The Nanny

‘The Nanny’ Cast Member Who Says She Was Treated ‘More Like A Prop Than A Human Being’

The Nanny is the best of the best of classic television. Classic, because it ran on CBS from 1993 to 1999 with vigorous ratings and a great storyline. The show was about a big-haired girl from Queens who ends up a nanny to a wealthy Manhattan family, all the while simmering with a six-year crush on the handsome, single father of her young charges.

One of television’s best ensemble casts, the show is a steady fan favorite in syndication. There is one person the show isn’t a favorite with, and that’s one of the cast members.

Find out who didn’t love working on this show about the flashy girl from Flushing.

‘The Nanny’ was Fran Drescher’s pet project

Created with her then-husband, Peter Marc Jacobson, The Nanny was birthed in a fateful meeting that Fran Drescher took advantage of on a flight in 1991 when she began a conversation with former CBS president Jeff Sagansky. The now-62-year-old actress used some of the hustle viewers fell in love with on The Nanny to talk Sagansky into allowing her and Jacobson to run the sitcom idea by CBS.

Fran Drescher as 'The Nanny'
Fran Drescher as ‘The Nanny’ | CBS via Getty Images

Sagansky told The New York Times in 1994, “What she said to me was: ‘You know, people don’t understand. Because of the voice, they think I’m the seasoning in the show. . .’ Then she told me that she and her husband were students of the form. That they sat home and watched sitcoms, and they know what works and what doesn’t. I’ve heard that from a lot of people, but damned if it wasn’t true.”
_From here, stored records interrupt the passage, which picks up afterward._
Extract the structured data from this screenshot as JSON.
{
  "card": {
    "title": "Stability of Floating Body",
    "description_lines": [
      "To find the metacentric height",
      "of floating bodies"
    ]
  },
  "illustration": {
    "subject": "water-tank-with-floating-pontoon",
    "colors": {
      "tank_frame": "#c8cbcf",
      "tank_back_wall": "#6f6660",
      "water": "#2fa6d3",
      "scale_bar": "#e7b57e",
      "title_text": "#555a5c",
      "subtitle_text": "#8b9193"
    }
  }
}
The former ‘The Nanny’ cast member who loved being on the show

Daniel Davis, who played sharp-tongued English butler Niles, has fond memories of working on the 90s sitcom. He loved how the writers knew exactly how to write for his devilish character, and the cast’s delight in welcoming celebrity guests on the show.
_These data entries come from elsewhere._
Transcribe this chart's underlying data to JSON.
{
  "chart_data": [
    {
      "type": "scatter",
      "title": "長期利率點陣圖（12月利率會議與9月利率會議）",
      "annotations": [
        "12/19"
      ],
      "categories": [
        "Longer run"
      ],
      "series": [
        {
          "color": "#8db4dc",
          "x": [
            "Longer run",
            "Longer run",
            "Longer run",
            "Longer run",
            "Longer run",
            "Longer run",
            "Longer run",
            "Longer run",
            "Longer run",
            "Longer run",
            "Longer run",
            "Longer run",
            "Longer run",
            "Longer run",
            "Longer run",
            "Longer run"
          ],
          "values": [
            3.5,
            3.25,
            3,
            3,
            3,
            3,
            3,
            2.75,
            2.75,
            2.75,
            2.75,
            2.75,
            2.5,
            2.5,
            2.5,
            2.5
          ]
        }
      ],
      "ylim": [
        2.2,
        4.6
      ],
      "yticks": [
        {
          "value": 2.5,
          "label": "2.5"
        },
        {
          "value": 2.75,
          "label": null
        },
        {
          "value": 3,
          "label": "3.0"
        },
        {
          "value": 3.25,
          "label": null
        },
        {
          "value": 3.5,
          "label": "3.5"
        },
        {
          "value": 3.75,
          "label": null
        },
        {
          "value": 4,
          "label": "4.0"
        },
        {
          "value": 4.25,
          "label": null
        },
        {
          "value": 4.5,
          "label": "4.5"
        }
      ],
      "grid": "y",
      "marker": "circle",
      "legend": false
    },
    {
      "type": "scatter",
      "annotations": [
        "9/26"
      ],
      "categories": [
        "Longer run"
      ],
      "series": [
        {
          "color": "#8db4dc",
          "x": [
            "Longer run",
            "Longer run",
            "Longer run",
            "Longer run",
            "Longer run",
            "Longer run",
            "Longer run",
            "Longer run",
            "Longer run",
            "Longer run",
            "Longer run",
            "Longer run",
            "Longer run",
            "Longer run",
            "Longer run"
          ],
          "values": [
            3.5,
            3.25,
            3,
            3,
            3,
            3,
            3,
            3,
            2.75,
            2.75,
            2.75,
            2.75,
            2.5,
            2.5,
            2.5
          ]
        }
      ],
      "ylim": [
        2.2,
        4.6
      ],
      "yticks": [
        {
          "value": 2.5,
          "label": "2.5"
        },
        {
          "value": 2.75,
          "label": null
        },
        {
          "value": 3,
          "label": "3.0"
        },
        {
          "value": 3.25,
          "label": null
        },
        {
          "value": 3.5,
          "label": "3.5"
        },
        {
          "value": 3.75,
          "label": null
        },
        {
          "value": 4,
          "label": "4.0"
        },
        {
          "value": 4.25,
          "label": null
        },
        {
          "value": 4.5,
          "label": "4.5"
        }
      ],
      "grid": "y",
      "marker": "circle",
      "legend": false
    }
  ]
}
LOS ANG'The Nanny' cast featuring (from left) Daniel Davis; Fran Drescher; Charles Shaugnessy; Lauren Lane | CBS via Getty Images
‘The Nanny’ cast featuring (from left) Daniel Davis; Fran Drescher; Charles Shaugnessy; Lauren Lane | CBS via Getty Images | CBS via Getty Images

“The writers watched me carefully in the early days of the show,” Davis told Australian news site in 2016. “They started to write in my voice. And because I have a wicked side to my humor, they picked up on it.”

“We were all tongue-tied when Elizabeth Taylor came on — we were all in awe,” Davis recalled. “But she made it easy for us to work with her — she said, ‘Look kids, we’ve all got to work together so forget that I’m Elizabeth Taylor and just think of me as an actress who’s come to work on your show.’”

Madeline Zima and her unhappiness on ‘The Nanny’

Unlike Davis, much younger cast mate Madeline Zima was miserable working on the CBS ratings hit. It’s the kind of perspective one doesn’t think of with a young actor. It’s assumed a child actor simply is enjoying being on a popular and successful show. But in Zima’s case, it was quite the opposite, as she told The TV Page in 2013. And she didn’t hold back in expressing her feelings.

“It wasn’t a fun experience,” she shared.

Fran Drescher, Nicholle Tom, Benjamin Salisbury, and Madeline Zima of 'The Nanny'
Fran Drescher, Nicholle Tom, Benjamin Salisbury, and Madeline Zima of ‘The Nanny’ | CBS via Getty Images

“There were other experiences on other sets where people treated me kindly. I worked when I was 5 years old on The Hand That Rocks The Cradle and everybody was wonderful to work with on that set.  People treated me as they should have — because I was a child.”

“There was just a kindness and a sensitivity that didn’t exist on the set of The Nanny. They treated me more like a prop than like a human being. At a certain point I can’t pretend like it was some great experience anymore,” she said.

Madeline Zima, 2018
Madeline Zima, 2018 | Axelle/Bauer-Griffin/FilmMagic

The now 34-year-old actress feels she had held back until that point in expressing her true feelings. But now, as an adult, that hesitation has gone. She knows fans of the show don’t like hearing it, but how she feels is how she feels.

“[I]t bums so many people out because they love the show. They are like ‘What’s wrong with this girl? Why didn’t she like it?’ But I would rather be honest. I have been diplomatic and neutral and politically correct long enough. I don’t have to do that s**t anymore.”